The Chair of Governors was also a deputy at the local coal mine. He listened intently to my responses as I fielded questions from the rest of the panel and then at the end of the grilling the headteacher asked him if he had any questions. Half sneering at me, he growled, "Aye, I've just one question for thee lad. Are ye courtin'?"
I sensed the subtext immediately. He didn't want any of those gay pufta fellows coming into his South Yorkshire pit village to corrupt young boys. Notching my voice down a few octaves and scratching my testicles for good measure I reassured him that I was a red-blooded heterosexual but without going into graphic detail. It was only years later that I surmised he might actually have been angling for a date! However, he wasn't my type.
After my successful interview, the Head of English introduced me to a bachelor History teacher called Bob who lived on his own in the nearby village of Carlton in Lindrick. Apparently, Bob had helped several new teachers out by providing temporary accommodation and with Christmas right ahead of us, this seemed like the best option. Bob was in his late thirties, with receding ginger hair and gold-rimmed spectacles. Little did I know at that point that rumours were rife amongst the pupil population that he was a "perv" who was far too interested in male pupils. Maybe that was why he ran one of the school football teams. And it wasn't long before they latched on to the fact that I was living with him.
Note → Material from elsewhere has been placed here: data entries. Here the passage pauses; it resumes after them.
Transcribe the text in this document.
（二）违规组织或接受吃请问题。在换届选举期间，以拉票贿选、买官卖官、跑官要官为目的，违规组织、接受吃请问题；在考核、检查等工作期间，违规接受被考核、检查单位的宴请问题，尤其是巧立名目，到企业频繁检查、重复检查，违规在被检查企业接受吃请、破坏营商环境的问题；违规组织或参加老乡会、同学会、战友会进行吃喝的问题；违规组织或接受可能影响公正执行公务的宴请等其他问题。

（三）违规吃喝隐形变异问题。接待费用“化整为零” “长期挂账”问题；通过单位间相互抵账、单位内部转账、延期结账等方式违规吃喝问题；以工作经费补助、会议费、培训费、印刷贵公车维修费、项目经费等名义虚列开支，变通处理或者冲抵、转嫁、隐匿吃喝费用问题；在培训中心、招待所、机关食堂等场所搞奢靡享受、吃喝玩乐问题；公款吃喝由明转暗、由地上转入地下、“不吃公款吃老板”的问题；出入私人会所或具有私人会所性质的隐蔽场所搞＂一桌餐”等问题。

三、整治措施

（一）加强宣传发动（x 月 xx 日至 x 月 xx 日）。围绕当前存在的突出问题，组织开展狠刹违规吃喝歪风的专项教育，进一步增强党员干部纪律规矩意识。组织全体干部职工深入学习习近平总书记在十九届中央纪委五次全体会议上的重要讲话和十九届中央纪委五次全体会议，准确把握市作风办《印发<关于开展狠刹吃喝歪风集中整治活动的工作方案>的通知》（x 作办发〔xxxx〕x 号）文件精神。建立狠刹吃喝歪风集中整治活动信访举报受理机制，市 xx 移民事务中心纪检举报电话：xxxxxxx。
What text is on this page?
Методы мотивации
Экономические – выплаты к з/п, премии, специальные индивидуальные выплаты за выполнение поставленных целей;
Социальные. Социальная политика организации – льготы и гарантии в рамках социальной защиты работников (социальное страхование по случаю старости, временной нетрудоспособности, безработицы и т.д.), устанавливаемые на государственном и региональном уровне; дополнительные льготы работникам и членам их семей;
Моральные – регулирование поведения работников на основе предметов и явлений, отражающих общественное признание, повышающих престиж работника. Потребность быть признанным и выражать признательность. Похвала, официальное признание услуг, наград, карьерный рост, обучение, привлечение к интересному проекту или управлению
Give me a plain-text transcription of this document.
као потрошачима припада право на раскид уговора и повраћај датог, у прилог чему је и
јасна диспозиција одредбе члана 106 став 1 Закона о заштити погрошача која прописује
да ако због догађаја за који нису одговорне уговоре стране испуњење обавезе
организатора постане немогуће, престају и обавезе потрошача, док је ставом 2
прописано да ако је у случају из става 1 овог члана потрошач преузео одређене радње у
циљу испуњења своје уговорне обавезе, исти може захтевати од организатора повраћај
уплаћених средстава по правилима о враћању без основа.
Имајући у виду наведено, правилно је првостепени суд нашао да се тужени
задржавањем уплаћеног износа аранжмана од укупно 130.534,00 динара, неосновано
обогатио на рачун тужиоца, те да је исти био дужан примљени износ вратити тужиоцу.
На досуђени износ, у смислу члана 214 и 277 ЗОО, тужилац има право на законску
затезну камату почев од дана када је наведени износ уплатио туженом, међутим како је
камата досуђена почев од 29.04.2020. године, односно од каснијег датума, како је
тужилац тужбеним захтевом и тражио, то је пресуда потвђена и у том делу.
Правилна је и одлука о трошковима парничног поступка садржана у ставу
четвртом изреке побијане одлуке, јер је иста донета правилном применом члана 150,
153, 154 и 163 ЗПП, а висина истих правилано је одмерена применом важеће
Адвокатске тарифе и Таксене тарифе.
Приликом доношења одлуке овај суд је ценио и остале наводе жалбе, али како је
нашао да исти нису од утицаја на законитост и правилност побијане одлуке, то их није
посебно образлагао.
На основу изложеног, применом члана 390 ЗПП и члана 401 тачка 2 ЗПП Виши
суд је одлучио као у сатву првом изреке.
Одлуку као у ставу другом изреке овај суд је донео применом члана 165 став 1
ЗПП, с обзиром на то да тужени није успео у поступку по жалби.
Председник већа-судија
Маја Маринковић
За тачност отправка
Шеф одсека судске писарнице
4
Perhaps I was also a "perv". Not really what you want when you're battling to establish yourself in a new school.
My "classroom" was really a secondhand hut that wouldn't have looked out of place in a refugee camp. It was situated well away from the rest of the English classrooms beyond a tarmac playground next to Throapham Woods. The window frames were rotting and there were just two small convector heaters to combat the January chill. But I didn't really mind. In those far off days there was no OFSTED and no real curriculum. I was trusted to deliver an English diet that would engage the children and there was nobody looking over my shoulder.
That autumn I took one of my classes out into Throapham Woods. Silently, we made observational notes about the trees, the birdlife, the smell of fallen leaves etc.. More notes were made in late December 1978 and yet more in the springtime and the summer. It was only then that I allowed them to begin their descriptive writing tasks - drawing inspiration and ideas from their notes. The resulting pieces of writing were fantastic - based not on vague thinking but on detailed observation. You could do things like that in those days. And by then I was living in Sheffield and Bob had been promoted to a school in Lincolnshire.
During my weeks with him I ascertained that he probably was a bit of a "perv" - for I had to field several phone calls from boys - including one who said that he was "in love" with Bob. And two or three times, I heard Bob talking in hushed tones to these lads as I sat in the lounge marking exercise books.
I have many memories of Dinnington. Getting snogged at a Christmas party in The Lordens Hotel by two rampant members of the female PE staff who took my breath away. Visiting the parents of a truanting boy and finding they kept rabbits in the sideboard in their living room. Mark Needham filling his pockets and school bag with pieces of waste coal from the slag heap before catching the bus home. Taking my seven Year 11 special needs lads in my Hillman Avenger to the museum in Doncaster - a town that none of them had ever visited before. Punting on the River Cam during a marvellous conference - "English for Average and Less Able Pupils". Writing and directing a musical play based on "The Gresford Disaster". Getting locked in the toilets of a nightclub in Worksop following a boozy male teachers' night out. Singing my heart out in the chorus of "The Mikado" while dressed as a Japanese courtier. That was Dinnington - once upon a time.
And I was back in Dinnington yesterday. The coal mine and its associated slag heap have gone and so has my temporary hut to the rear of the school campus. The Lordens Hotel is all closed up and falling into disrepair. Thirty six years have drifted by and times have changed but Dinnington remains an isolated settlement just far enough from Sheffield and Rotherham and Doncaster to be a law unto itself - discrete and separate. Another world. I am sure that there are still many people who live and die in Dinnington and hardly ever leave it and the echo of the pithead siren still haunts its avenues and alleyways.